Now for the penalty faze..... I am not sure when you updated your post that she had drove the car from a neighbors house or that somebody drove her car home with her in it. In the state of MASS. if you had a BOC of .08 and above and the keys were just in the ignition you can be charged with OUI even if the car was just parked and she was sleeping in the car. I dont know what the penalty is in your state but here on the first offense it is an automatic loss of license for 120 days,driving school ( alcohol program) and court costs (lawers and police officer salaries) and or fines. All in total can cost $1000's. And this is the first offense.

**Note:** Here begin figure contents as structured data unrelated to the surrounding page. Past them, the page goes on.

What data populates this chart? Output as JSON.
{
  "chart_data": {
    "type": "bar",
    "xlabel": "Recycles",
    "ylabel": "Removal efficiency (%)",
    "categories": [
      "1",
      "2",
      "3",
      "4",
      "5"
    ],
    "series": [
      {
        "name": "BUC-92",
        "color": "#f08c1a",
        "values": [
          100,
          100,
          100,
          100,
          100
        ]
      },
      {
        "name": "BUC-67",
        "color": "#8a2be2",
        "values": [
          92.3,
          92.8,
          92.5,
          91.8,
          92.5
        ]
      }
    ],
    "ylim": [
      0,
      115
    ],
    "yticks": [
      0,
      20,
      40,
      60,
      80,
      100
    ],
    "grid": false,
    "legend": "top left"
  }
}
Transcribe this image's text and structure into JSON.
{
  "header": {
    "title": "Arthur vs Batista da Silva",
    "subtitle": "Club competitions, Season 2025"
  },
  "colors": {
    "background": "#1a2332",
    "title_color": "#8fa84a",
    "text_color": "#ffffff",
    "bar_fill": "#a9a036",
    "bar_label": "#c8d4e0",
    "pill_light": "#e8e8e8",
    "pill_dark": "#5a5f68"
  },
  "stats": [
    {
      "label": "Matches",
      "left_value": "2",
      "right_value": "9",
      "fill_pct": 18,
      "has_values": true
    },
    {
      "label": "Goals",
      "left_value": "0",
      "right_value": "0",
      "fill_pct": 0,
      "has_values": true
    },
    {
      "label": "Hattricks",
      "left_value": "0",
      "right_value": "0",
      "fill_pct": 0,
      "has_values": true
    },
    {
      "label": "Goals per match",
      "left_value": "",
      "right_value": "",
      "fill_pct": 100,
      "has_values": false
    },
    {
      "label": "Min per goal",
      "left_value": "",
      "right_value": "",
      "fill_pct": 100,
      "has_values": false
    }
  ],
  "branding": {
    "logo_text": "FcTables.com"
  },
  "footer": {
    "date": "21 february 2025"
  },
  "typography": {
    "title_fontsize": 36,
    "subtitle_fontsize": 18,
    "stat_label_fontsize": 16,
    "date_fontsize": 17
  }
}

Now why dont you become the Officer,Jusdge and jury on this and find out in your state how much money a first offense on average is and levy this on her (Maybe put it in a bank account till say she is 21 (legal drinking age) and give it back to her when she is responsible enough or needed in college. Take her license away for whatever time it is in your state. Also tell her in MASS a 17 year old is an ADULT thus she would have an adult criminal record. OUI is a very, very costly event and I have not even mentioned how much her insurance will go up (it will go through the roof because she is a junior operator..if you think the insurance is high now you havent seen anything yet and surcharged for the next 6 years).She will think twice about doing this again. Tell her you love her but she must be punished for this. She rolled the dice this time and won but there could be a time when she will lose and get caught or even worst a car accident that causes serious injury or death.